Dean took a step towards him and House reached for him, still holding fast to his hand, trapping it behind the younger man's back, the cane clattering as he brought his other hand up to Dean's face. With a hand cupping the strong jaw, fingertips brushing an earlobe, House tilted Dean's face up and lowered his mouth to his lips.

Dean shook his hand free and both men moved into a fierce embrace, arms and hands, mouths and tongues. House kept his eyes slitted open, watching the younger man's face, Dean's eyes were closed, lids fluttering, moaning into his mouth. House was warming beneath Dean's hands that had somehow found their way inside his t-shirt, flat palmed against his back. House wanted to feel the thick sliding of the muscles over Dean's ribs, down the sides of his spine, but he wanted more to hold Dean's face fast, between his hands, mouth hard against mouth. Then Dean suddenly had him backed against the lip of the roof, his hips grinding, a plaintive and furious pressing of the hard length of both their erections, and House had to grab for his hips, pulling him against him, breaking the kiss, burying his face down into Dean's neck, gasping.

"Dean."

Dean murmured something, deep in his throat and brought his mouth back to House's lips.

"What did you say?" House groaned, still kissing him.

Dean nipped at his lips, brushed his tongue across House's front teeth, kissed him deeper, then gently pressed his mouth against the corner of House's lips. "I thought you didn't know my name."

"I know your name."

"Yeah," he whispered. "I know you do."

"I don't think I'm ever going to forget it," House said, simply, and reaching up he held Dean's face between his hands, thumbs ghosting the corners of his mouth. Looking at the masculine and 

beautiful bone structure, the perfect bow of the top lip, wet and glistening. He narrowed his gaze and breathed in deeply.

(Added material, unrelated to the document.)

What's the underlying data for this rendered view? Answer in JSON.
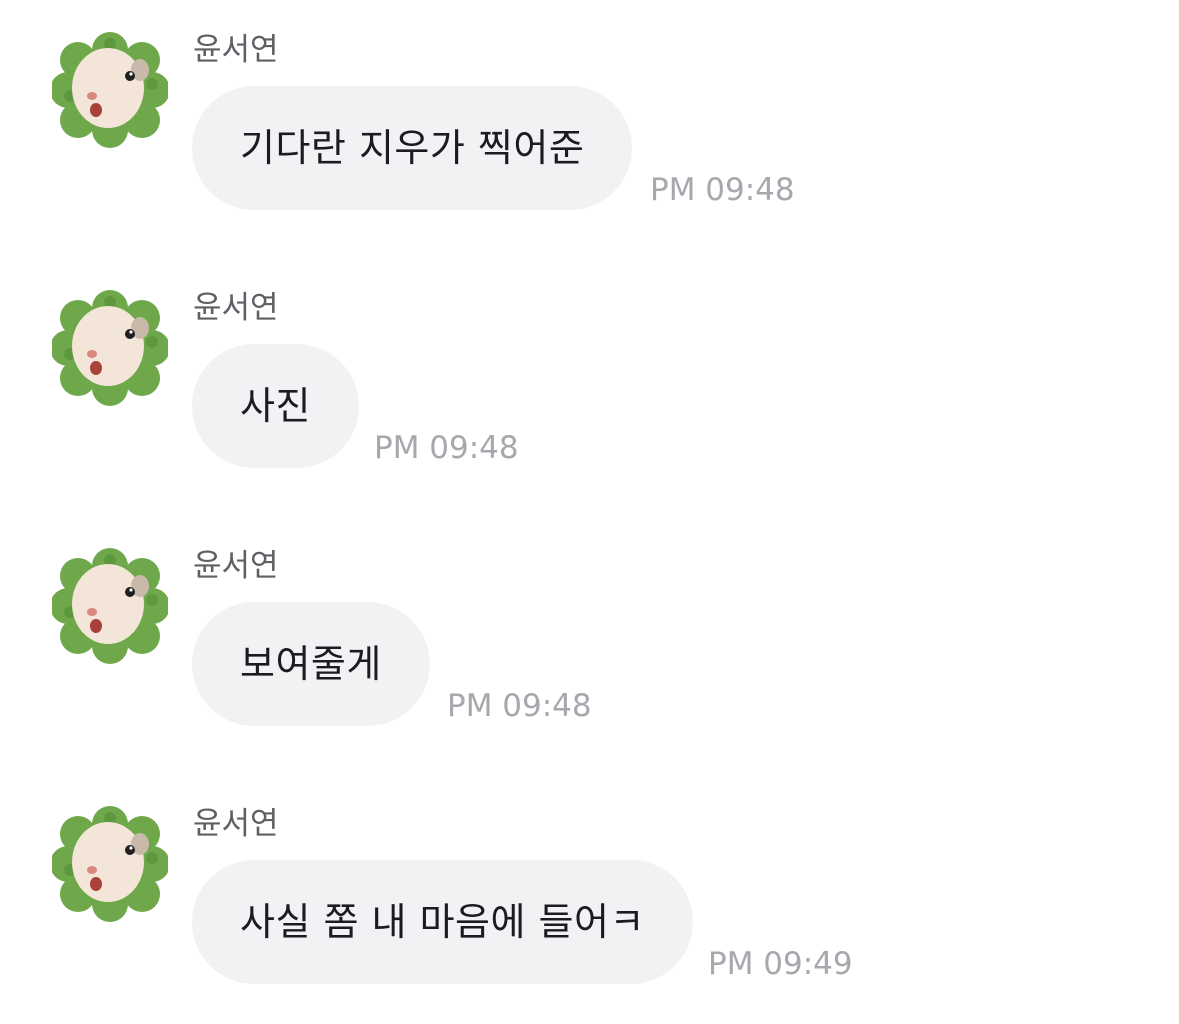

Dean opened his eyes, looking at him for a long moment. "Even if you can't trust your life, you can trust me," he said softly.

A tremor pulsed through him, into House, who wrapped his arms around his shoulders and pulled him into his chest, under his chin. "I have no idea why that feels like a true thing, but it does. I believe you."

"I wish I could stay."

"I wish I could go."

--

House turned back to the cement railing, looking out across the cityscape spread beneath him like a body, beckoning. After a quarter of an hour, he heard the Impala and with a brief closing of his eyes could follow its progress out of the visitor's lot and onto the frontage street. He knew he wasn't imagining it slowing just there, down in the street, in front of the hospital. He opened his eyes and forced himself to look down. The car was crawling past and as he watched, Dean's hand came to rest on the window frame and then there was a quick motion, a wave, a gesture, a sign, a signal, a secret. And then gone. With a dry gaze, House tracked the car down the street, around the corner and when he knew they would have reached the far distant freeway, he raised his own hand in answer. Goodbye.